Reason #356 that building energy management will be a big market.

Most companies experience peak power hours between 2 p.m. and 6 p.m. on summer days when air conditioners are blasting at full tilt.

But it can occur at odd hours. Mukesh Khattar, the energy director in Oracle's Energy and Environment Group, mentioned to me this week how the software vendor had a grocery store client that was experiencing a sudden surge of power at around 5 a.m. While it dissipated, the surge drove up energy costs. It turned out that bakers at the store fired up the store's ovens at the same time. By staggering the launch, the store was able to smooth out the artificial peak and lower their pricing cost.

Mike Dauber at Battery Ventures, meanwhile, noted that another grocery chain had problems with a surge between 1 a.m. and 3 a.m at a few outlets. An automated check indicated that the applilances were all working, so the chain had a security guard patrol for anomalies. The culprit? The people who unloaded frozen foods. Instead of bringing pallets to the freezer, opening the door, dropping off the food, and closing the door as they left, the workers were opening all of the freezer doors at once and leaving them open until the loading was complete. The process was subsequently changed.

Just a few anecdotes to remind you that building management and monitoring will likely be one of the major topics of discussion this year in green. It's cheap, the results are tangible, and sometimes the problems are easy to fix. EnerNoc recently bought a company to move deeper in the field and landed a contract to analyze Morgan Stanley's New York offices for efficiency. Other companies with a focus on aspects of building management to follow: Cimetrics, Tririga, BuildingIQ, Advanced Telemetry, Agilewaves, Johnson Controls, Cisco, Honeywell, Microsoft, Intel (building management will be where home automation begins, executives at Intel tell me), Adura Technologies, Lumenergi, and EcoFactor.

As Jim Lee, CEO of Cimetrics, told us about a year ago: "The way we heat and cool buildings in the U.S. is absolutely ridiculous."

4 Comments

  • Jus7tme 01/15/10 11:03 PM

    How about the one where the dot.com CEOs ordered that all the lights should be on all night, so that potential shareholders could be suitably impressed with how hard the company was “working”.

    Reply
  • russ 01/16/10 1:17 AM

    Relearning old and well known tricks? This is really a ‘demand peak’ that triggers cost tier adjustments for possibly hours to come.

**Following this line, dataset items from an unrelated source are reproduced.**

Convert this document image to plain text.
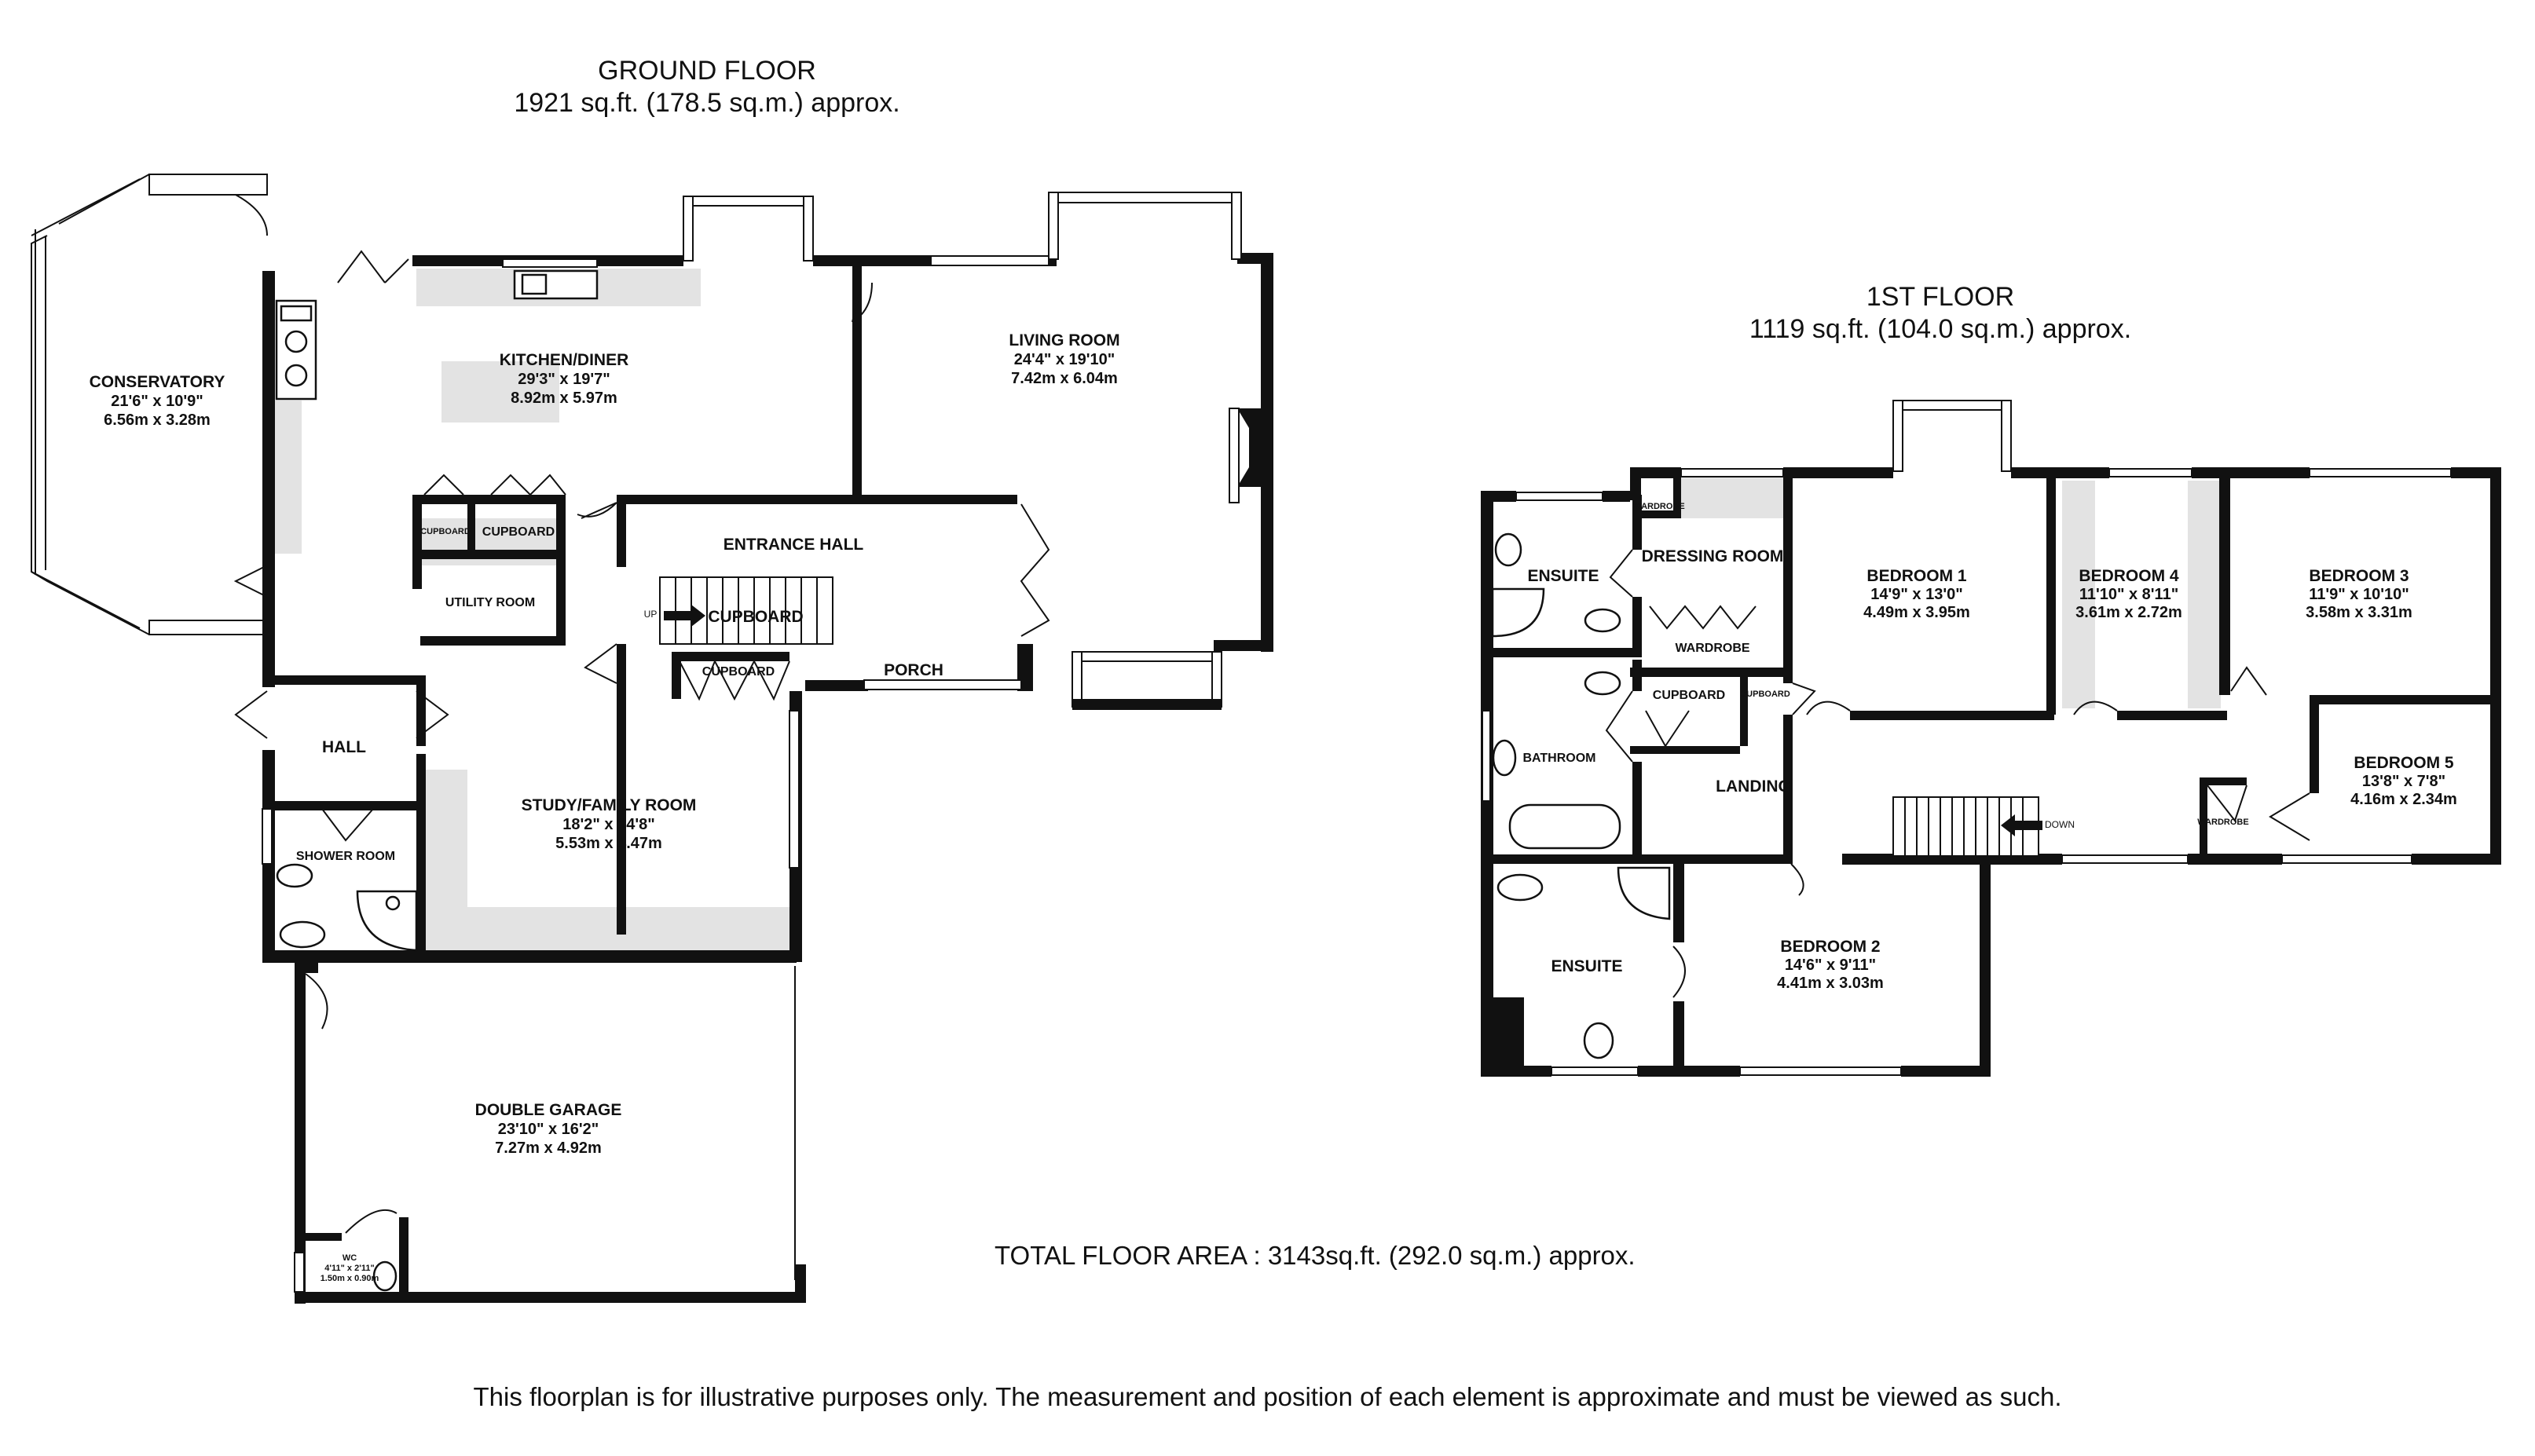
GROUND FLOOR
1921 sq.ft. (178.5 sq.m.) approx.
1ST FLOOR
1119 sq.ft. (104.0 sq.m.) approx.
CONSERVATORY
21'6" x 10'9"
6.56m x 3.28m
KITCHEN/DINER
29'3" x 19'7"
8.92m x 5.97m
LIVING ROOM
24'4" x 19'10"
7.42m x 6.04m
ENTRANCE HALL
CUPBOARD
CUPBOARD
UTILITY ROOM
CUPBOARD
UP
CUPBOARD	PORCH
HALL
STUDY/FAMILY ROOM
18'2" x 14'8"
5.53m x 4.47m
SHOWER ROOM
DOUBLE GARAGE
23'10" x 16'2"
7.27m x 4.92m
WC
4'11" x 2'11"
1.50m x 0.90m
ENSUITE
WARDROBE
DRESSING ROOM
WARDROBE
BEDROOM 1
14'9" x 13'0"
4.49m x 3.95m
BEDROOM 4
11'10" x 8'11"
3.61m x 2.72m
BEDROOM 3
11'9" x 10'10"
3.58m x 3.31m
BATHROOM
CUPBOARD CUPBOARD
LANDING
DOWN
BEDROOM 5
13'8" x 7'8"
4.16m x 2.34m
WARDROBE
ENSUITE
BEDROOM 2
14'6" x 9'11"
4.41m x 3.03m
TOTAL FLOOR AREA : 3143sq.ft. (292.0 sq.m.) approx.
This floorplan is for illustrative purposes only. The measurement and position of each element is approximate and must be viewed as such.
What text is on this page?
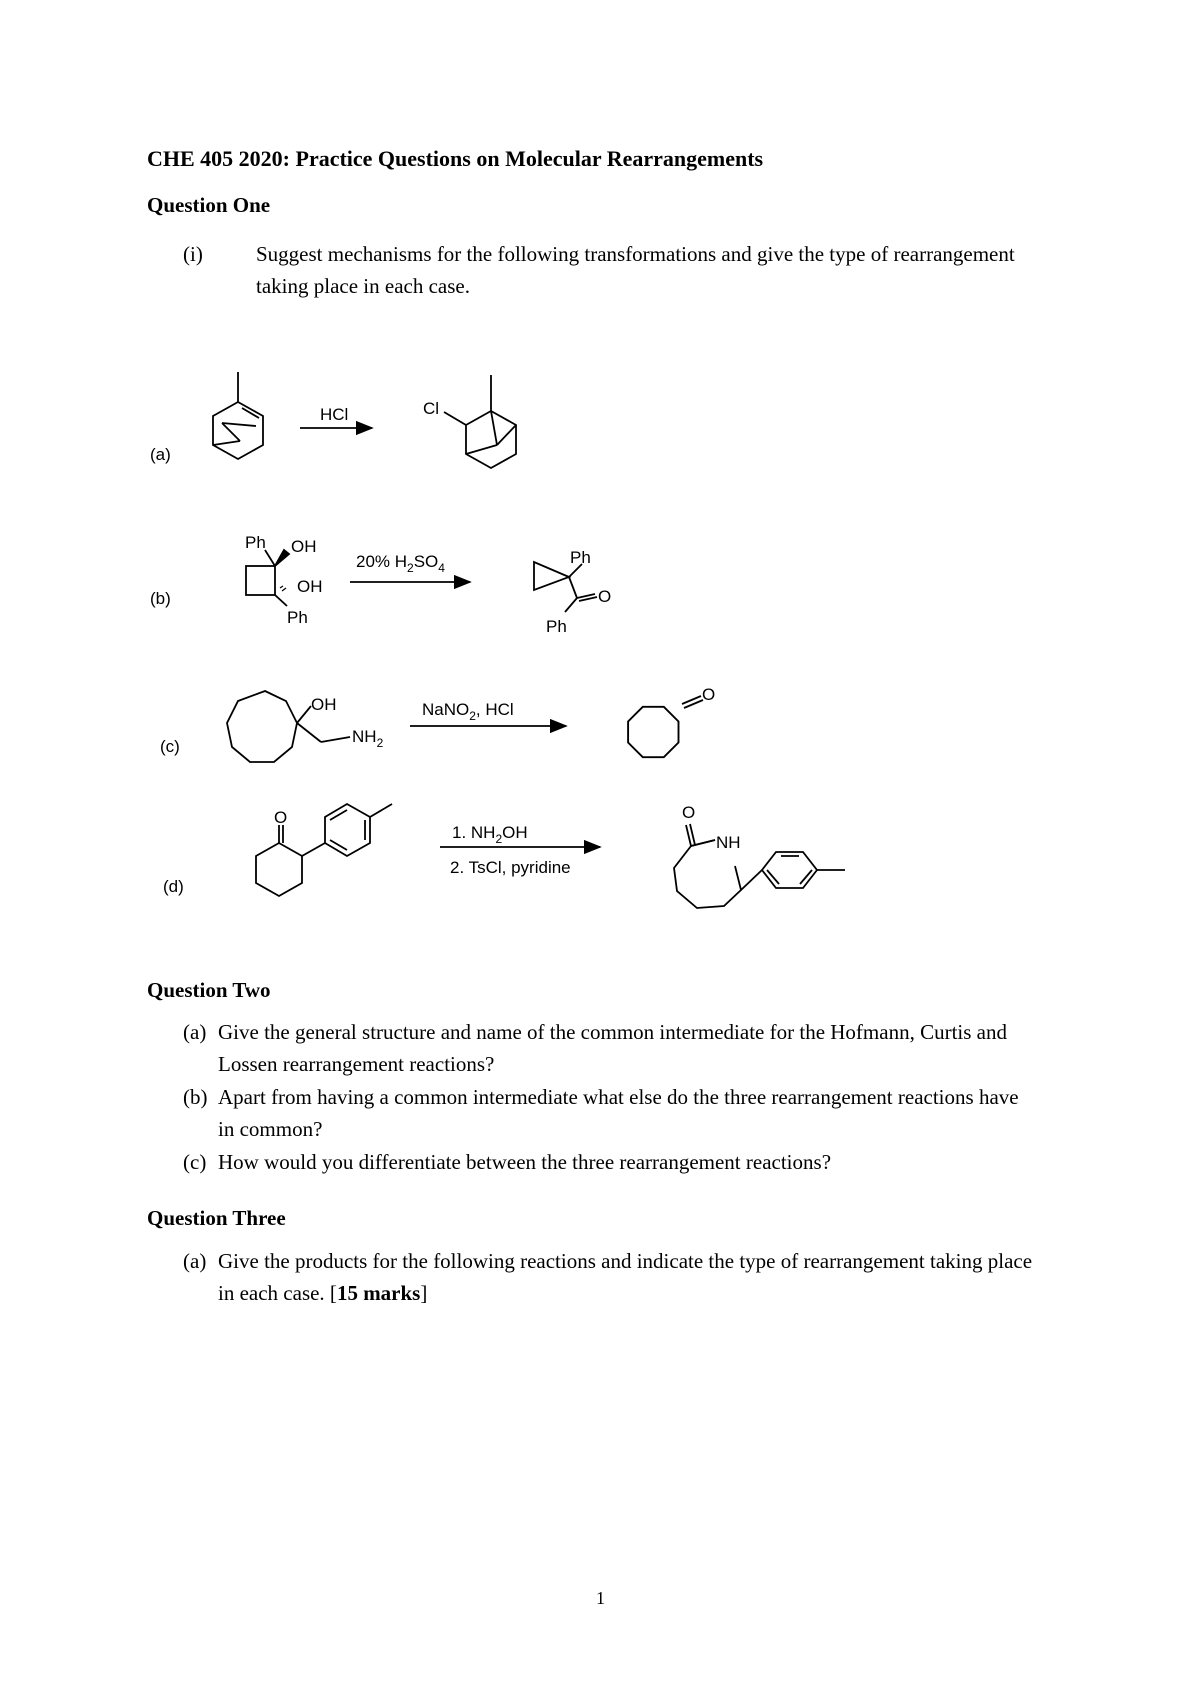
CHE 405 2020: Practice Questions on Molecular Rearrangements
Question One
(i)	Suggest mechanisms for the following transformations and give the type of rearrangement taking place in each case.
(a)
HCl	Cl
(b)
Ph OH
OH
Ph
20% $H_2SO_4$
Ph
O
Ph
(c)
OH
$NH_2$
NaNO$_2$, HCl
O
(d)
O
1. $NH_2OH$
2. TsCl, pyridine
O
NH
Question Two
(a) Give the general structure and name of the common intermediate for the Hofmann, Curtis and Lossen rearrangement reactions?
(b) Apart from having a common intermediate what else do the three rearrangement reactions have in common?
(c) How would you differentiate between the three rearrangement reactions?
Question Three
(a) Give the products for the following reactions and indicate the type of rearrangement taking place in each case. [15 marks]
1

    İ remember 40 years back turning on banks of flood lights in a controlled manner to avoid peak power charges. İs this somehow different?

    Reply
  • Jus7tme 01/16/10 12:36 PM

    Yup, it is mostly simple common sense that has long since been lost because people just did not care about energy waste.

    And now we need fancy instrumentation to discover what should otherwise be obvious.

    I’m not speaking out against smart instrumentation, though. There may very well be some more subtle effects that are not so obvious.

    Reply
  • Carl Hage 01/17/10 5:46 PM

    Does a business (or home) really need an outsourced software service to analyze load problems? The electric bill should show the usage profile for the billing period, and could be charted with a spreadsheet. Some simple analysis of the profile should give clues as to finding causes of peak load or opportunities for time shifting. There seems to be many startups to sell software or service analyzing power use—a fancy version of a spreadsheet.

    What makes sense to me is a 10-channel Kill-A-Watt type device that could be placed in a junction box and measure power out of each circuit breaker. Log the data on a memory card and/or use WiFi to download and display usage patterns.

    Another interesting device (and service) I heard of was monitoring of peak load, then temporarily shutting off certain loads to remove the maximum peak. In a home, perhaps a refrigerator could be shut off while the stove is on high, for example.